Developer Tools

Stanford study: AI beats law professors in answering student questions

AI won 75% of head-to-head matchups in blind evaluations by law professors.

Deep Dive

A groundbreaking study by Stanford Law School’s Professor Julian Nyarko, titled “Law Professors Prefer AI Over Peer Answers,” tested whether large language models could serve as effective tutors for contract law courses. Sixteen law professors from top U.S. law schools (including Yale, NYU, University of Chicago) created 40 representative questions, wrote their own answers, and then blindly evaluated nearly 3,000 anonymized comparisons. The results were striking: AI responses were preferred 75% of the time over answers written by fellow professors. The AI systems performed comparably to the best human instructor, and professors flagged AI responses as pedagogically harmful only 3.5% of the time, compared to 12% for peer-written answers. The study tested multiple AI systems, including commercial tutoring models and Google’s NotebookLM, and found varying performance but consistent preference over humans.

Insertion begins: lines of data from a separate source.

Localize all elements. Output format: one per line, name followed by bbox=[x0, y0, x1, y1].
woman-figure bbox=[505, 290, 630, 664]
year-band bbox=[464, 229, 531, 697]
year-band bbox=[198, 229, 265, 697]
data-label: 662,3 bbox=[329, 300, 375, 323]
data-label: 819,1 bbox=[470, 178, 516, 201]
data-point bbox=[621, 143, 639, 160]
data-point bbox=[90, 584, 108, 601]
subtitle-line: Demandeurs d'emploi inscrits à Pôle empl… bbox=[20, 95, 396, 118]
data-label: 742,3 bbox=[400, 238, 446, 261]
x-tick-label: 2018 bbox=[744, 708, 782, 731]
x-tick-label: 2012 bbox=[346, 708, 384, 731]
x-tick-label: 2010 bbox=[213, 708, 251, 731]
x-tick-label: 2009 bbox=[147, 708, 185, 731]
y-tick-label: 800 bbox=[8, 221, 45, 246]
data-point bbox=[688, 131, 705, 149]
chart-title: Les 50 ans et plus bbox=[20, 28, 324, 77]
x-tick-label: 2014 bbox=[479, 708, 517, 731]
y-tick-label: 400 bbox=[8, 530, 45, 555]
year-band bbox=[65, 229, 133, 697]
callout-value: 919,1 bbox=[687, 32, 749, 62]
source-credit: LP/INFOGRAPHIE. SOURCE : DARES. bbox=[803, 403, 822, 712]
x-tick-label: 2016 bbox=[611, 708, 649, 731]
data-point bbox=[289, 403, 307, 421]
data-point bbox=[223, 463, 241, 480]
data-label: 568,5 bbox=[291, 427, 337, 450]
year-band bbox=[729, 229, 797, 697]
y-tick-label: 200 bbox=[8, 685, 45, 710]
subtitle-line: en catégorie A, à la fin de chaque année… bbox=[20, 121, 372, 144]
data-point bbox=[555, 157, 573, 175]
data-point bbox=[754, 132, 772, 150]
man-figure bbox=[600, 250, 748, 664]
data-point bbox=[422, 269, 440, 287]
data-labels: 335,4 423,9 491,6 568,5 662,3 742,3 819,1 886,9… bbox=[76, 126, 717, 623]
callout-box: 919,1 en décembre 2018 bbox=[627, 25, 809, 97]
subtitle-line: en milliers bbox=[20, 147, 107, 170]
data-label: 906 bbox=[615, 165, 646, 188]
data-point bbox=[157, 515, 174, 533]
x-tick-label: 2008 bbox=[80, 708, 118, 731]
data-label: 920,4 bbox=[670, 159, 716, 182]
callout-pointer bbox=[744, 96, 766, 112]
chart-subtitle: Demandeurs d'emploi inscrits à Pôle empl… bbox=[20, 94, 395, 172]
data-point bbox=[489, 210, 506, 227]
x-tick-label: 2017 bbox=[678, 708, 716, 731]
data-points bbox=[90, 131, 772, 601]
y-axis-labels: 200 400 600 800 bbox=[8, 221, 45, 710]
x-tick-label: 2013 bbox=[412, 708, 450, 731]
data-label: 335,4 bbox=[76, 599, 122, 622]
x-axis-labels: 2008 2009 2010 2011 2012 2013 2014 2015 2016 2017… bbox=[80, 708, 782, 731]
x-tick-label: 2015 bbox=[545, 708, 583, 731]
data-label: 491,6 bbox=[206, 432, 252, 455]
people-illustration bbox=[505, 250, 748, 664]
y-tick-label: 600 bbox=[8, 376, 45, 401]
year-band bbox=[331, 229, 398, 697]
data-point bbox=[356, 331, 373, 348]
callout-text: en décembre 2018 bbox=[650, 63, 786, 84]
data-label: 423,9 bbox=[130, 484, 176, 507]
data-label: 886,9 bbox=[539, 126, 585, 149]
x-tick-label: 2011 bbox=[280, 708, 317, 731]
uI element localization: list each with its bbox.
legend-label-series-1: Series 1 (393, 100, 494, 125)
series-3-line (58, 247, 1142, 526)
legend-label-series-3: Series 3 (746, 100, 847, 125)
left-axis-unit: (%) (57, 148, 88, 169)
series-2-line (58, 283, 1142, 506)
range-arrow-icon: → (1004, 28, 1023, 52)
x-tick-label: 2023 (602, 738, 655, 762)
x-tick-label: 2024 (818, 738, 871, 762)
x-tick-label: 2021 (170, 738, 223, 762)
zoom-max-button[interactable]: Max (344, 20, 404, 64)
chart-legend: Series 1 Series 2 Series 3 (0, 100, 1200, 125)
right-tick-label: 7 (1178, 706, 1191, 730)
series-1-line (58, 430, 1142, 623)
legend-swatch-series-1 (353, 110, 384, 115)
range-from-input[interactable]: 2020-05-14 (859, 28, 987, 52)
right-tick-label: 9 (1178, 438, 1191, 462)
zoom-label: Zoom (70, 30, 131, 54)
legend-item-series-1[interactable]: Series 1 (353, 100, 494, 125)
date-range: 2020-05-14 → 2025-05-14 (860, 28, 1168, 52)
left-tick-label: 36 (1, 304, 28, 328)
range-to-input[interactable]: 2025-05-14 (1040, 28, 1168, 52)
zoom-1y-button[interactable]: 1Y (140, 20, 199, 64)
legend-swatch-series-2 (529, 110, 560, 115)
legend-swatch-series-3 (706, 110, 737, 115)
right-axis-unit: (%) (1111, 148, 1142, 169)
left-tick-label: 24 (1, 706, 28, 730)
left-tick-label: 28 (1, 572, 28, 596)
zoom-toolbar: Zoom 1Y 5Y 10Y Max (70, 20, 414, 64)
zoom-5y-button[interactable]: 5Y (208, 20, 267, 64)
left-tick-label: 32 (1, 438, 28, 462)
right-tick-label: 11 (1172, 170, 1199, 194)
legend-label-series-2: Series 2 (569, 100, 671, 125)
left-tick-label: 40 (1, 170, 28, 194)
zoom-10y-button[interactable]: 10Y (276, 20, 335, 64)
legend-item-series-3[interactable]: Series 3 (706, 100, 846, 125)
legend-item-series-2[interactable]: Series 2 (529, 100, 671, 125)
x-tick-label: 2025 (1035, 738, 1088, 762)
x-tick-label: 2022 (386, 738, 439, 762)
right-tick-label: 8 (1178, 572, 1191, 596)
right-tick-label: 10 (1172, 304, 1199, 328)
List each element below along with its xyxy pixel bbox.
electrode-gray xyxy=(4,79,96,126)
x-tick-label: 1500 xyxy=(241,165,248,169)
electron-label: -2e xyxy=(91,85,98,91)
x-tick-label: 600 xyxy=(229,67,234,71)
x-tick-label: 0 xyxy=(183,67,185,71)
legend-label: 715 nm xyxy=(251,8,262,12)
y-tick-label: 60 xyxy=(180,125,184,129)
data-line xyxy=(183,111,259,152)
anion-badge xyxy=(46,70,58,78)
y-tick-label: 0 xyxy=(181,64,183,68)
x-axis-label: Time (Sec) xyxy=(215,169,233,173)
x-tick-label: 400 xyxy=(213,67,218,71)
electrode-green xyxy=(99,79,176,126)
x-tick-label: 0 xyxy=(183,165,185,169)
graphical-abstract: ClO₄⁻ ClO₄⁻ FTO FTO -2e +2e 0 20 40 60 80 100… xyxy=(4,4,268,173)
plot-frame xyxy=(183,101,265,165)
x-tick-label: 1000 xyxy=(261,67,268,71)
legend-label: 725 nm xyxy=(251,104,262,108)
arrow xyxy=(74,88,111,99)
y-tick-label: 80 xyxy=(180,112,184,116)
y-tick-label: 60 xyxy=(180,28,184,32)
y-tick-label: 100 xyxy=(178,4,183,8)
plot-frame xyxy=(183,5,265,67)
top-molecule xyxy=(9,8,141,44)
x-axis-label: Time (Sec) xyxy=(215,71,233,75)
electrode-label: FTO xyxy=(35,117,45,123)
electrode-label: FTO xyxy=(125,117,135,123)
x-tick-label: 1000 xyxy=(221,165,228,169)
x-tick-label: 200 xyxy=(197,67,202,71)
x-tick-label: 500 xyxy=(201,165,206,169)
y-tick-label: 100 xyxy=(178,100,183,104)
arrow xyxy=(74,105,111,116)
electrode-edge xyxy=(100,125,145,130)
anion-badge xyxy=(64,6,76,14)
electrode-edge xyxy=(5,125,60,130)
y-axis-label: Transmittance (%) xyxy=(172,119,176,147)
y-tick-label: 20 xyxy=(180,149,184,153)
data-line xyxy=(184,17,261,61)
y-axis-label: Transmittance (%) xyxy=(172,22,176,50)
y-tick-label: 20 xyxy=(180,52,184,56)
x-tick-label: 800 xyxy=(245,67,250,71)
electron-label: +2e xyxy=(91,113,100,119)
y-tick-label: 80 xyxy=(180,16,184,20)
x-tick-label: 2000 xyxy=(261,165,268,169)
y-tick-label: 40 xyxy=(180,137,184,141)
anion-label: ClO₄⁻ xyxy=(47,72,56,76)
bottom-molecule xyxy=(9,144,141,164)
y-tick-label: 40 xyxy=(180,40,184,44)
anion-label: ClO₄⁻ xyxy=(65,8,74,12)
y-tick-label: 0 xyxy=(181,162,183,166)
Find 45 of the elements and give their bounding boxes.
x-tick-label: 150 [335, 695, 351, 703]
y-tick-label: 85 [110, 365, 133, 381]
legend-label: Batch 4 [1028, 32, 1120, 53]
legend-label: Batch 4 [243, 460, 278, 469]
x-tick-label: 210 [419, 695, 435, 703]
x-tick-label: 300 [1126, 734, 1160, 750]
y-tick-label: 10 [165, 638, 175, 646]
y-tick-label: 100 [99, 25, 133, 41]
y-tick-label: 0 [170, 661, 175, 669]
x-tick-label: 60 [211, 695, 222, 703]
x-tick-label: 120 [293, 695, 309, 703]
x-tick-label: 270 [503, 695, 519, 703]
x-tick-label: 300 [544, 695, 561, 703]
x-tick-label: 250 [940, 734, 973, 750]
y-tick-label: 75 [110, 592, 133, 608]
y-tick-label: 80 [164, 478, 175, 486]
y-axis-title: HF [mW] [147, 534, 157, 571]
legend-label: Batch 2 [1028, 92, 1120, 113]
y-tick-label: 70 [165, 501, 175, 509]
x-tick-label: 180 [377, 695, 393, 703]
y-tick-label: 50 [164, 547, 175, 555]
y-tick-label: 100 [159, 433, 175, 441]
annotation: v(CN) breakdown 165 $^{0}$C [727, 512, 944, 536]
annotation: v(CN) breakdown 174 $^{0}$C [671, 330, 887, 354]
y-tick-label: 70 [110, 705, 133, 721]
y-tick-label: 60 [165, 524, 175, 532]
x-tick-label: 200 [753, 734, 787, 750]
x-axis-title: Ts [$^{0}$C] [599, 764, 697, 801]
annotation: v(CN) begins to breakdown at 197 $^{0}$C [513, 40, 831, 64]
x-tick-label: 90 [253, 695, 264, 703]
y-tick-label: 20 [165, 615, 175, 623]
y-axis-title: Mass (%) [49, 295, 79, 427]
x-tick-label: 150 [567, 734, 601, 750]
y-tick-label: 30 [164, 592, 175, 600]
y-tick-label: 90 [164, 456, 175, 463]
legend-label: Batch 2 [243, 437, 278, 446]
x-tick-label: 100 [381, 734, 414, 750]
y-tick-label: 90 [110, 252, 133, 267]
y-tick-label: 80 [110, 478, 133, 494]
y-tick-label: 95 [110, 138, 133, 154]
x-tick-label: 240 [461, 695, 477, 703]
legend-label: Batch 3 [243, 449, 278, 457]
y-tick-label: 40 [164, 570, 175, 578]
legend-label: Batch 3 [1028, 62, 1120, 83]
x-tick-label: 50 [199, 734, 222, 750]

“We were frankly surprised by the magnitude of the results,” Nyarko said. “These weren’t just simple questions with obvious answers. Many required synthesizing complex material, applying it to new situations, and explaining legal concepts.” The research team carefully calibrated AI responses to match human length and structure, and used multiple evaluation methods. Co-author Sarath Sanga of Yale Law noted that in law, unlike fields with clear right answers, “two opposing arguments can both be good,” and the study shows AI can meet the latent professional standard for evaluating arguments. The findings arrive as law schools debate integrating AI tools; the authors caution against wholesale adoption but suggest AI tutoring could broaden access to expert guidance in judgment-rich fields.

Key Points
  • AI responses were preferred 75% of the time in blind comparisons by 16 law professors across 3,000 evaluations.
  • AI answers were flagged as pedagogically harmful only 3.5% of the time vs. 12% for peer-written answers.
  • The study tested multiple models including Google's NotebookLM and commercial tutoring systems, showing AI can handle nuanced legal reasoning, not just factual recall.

Why It Matters

AI could supplement legal education by providing expert-level tutoring in judgment-heavy fields, challenging assumptions about human-only instruction.